Mingling With Supporters
Bolsonaro is living what he preaches. He still holds face-to-face and group meetings, often without masks. On Sunday, he went out to chat with folks while visiting shops and restaurants. Just his presence there caused large groups to form around him. After he tweeted a video of the outing, Twitter yanked the post for violating its rules.
All the while, Bolsonaro’s inner circle is a hotbed for infections. (The president himself has said he’s tested negative twice.)
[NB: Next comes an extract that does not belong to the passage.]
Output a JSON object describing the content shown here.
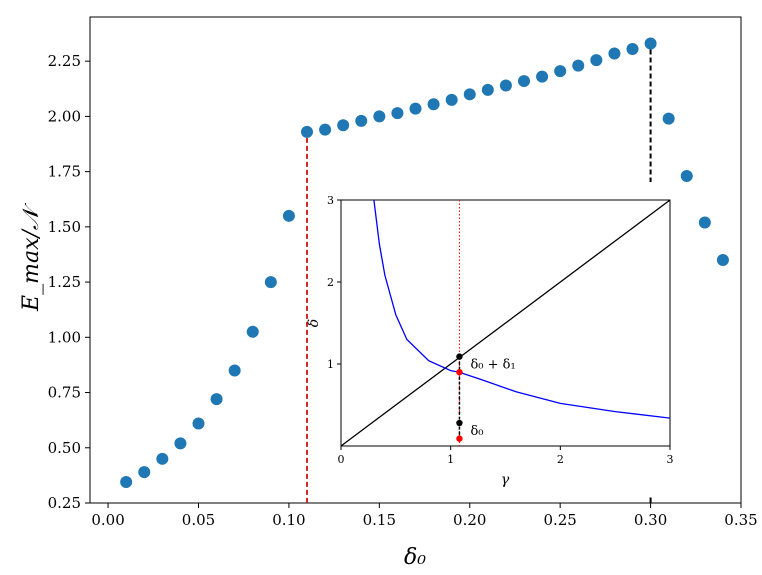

First among government officials to test positive was Communications Secretary Fabio Wajngarten on March 12, two days after he returned from Florida, where he and Bolsonaro hob-knobbed with U.S. President Donald Trump at Mar-a-Lago. A day later came Bolsonaro’s lawyer, a senator and the ambassador to the U.S. By the end of the next week, 19 more Brazilians who had traveled to Miami and met with the president had fallen ill.
From there, the infection spread to Congress. At least seven lawmakers are sick, including Senate President Davi Alcolumbre. Fears of infection have emptied the usually crowded Parliament building, with senators and deputies now voting remotely. So far, none have shown serious symptoms.
Fifty Minutes of Cycling
Bolsonaro said he’s checked in on several sick officials, including 74-year-old Augusto Heleno. Brazil’s top security official has been mostly isolated since his positive test, except for a three-hour meeting at the President’s Palace on Thursday. “I asked him: ‘General, what are you feeling?’,” Bolsonaro recounted while streaming on social media last week. “And he says: ‘Nothing. I just did 50 minutes of cycling.’”
To be fair, Bolsonaro is hardly the only head of state pushing to get people back to work -- and he could very well reverse his stance as other leaders have done. Mexican President Andres Manuel Lopez Obrador said over the weekend that people should shop in public markets to support small businesses. Donald Trump is also eager to reopen the economy, although he backtracked on a push to open by Easter, heeding the advice of U.S. government’s top doctors.
Bolsonaro has also taken steps to free up funds to fight the crisis and bolster the public heath care system. He declared the pandemic a calamity, which allows him to spend outside the federal budget, while also transferring cash to states, helping out airlines and giving vouchers to informal workers.
A High-Stakes Gamble
But by defying the advice of Health Minister Luiz Henrique Mandetta and other experts to pursue social distancing, Bolsonaro is making a high-stakes gamble that may be the defining moment in his presidency. Recent polls show Brazilians feel the health minister is handling the crisis better than the president.
Bolsonaro is also going head-to-head with state governors who ordered shops and schools closed to slow down the pandemic that threatens to overwhelm the health system. Sao Paulo state, the epicenter of the outbreak in Brazil so far, has implemented some of the strictest measures in the country.
“President Bolsonaro doesn’t identify with the political class in Brazil,” said Marco Feliciano, an evangelical pastor and deputy government leader in Congress who often travels with the head of state. “From there stems conflict.”